Worst yet, Ghan had sons. Four legitimate, and Lupa only knew how many bastards. The younger two were bigger idiots than Devon, and his agents reported the second-born, Ravi, had returned to India. But the oldest, Tasman … there lay the problem. He had a cat’s sly brain and Ghan’s aptitude for business without the elder tiger’s vicious streak. His ability to keep a cool head and not give in to instinct made him a deadlier foe than all the other tigers combined. Only the knowledge Tasman would take command had kept Damien from going after Zhere. Why the cub hadn’t deposed the old rug already, Damien had no idea.
Perhaps he actually honored his sire. Perhaps that was a weakness Damien could use.
He’d better move fast. The damned stripies had opened a nightclub on what should have been Hancock turf, and prelim reports said it was already doing a healthy business. The downstairs sex rooms catered to anyone with sufficient funds.
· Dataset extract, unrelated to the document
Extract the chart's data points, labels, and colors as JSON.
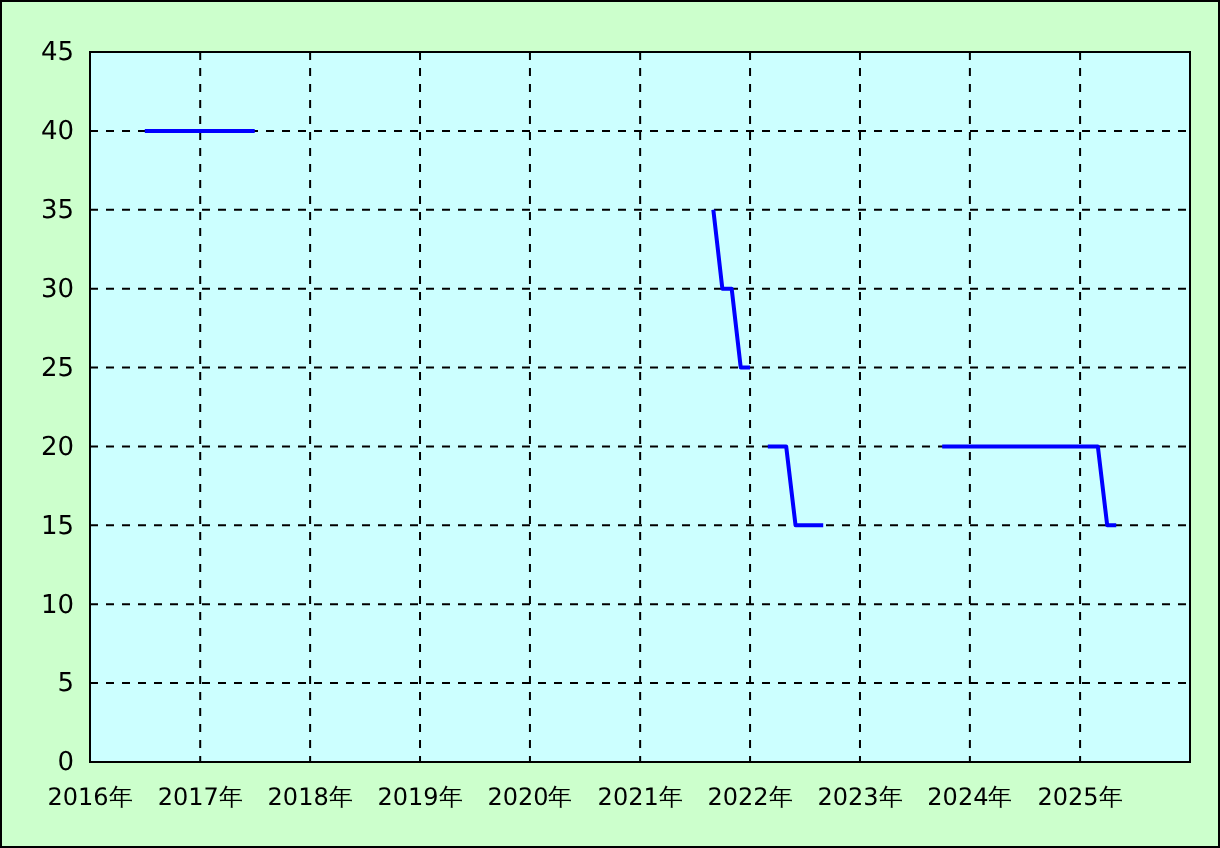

Including, his spies told him, low-rank wolves. He trusted his betas and the sub-alphas of the many Hancock satellite packs, but low-ranks, all too often, could be bribed or bought. It was one of the many reasons they were low-ranks.
Something had to be done about the stripies. And the bats. And all those flat-toothed herbies walking the streets of his town like they owned the scatted place. For Lupa’s sake, that feeble-brained McMahon mutt had gone and married one. What the hell was up with that?
He’d put an end to that, by Lupa, and to everyone else who threatened him. He’d put the Hancocks back on top again, and this time keep them there.
Power. The only thing that mattered. The hardest thing to hold.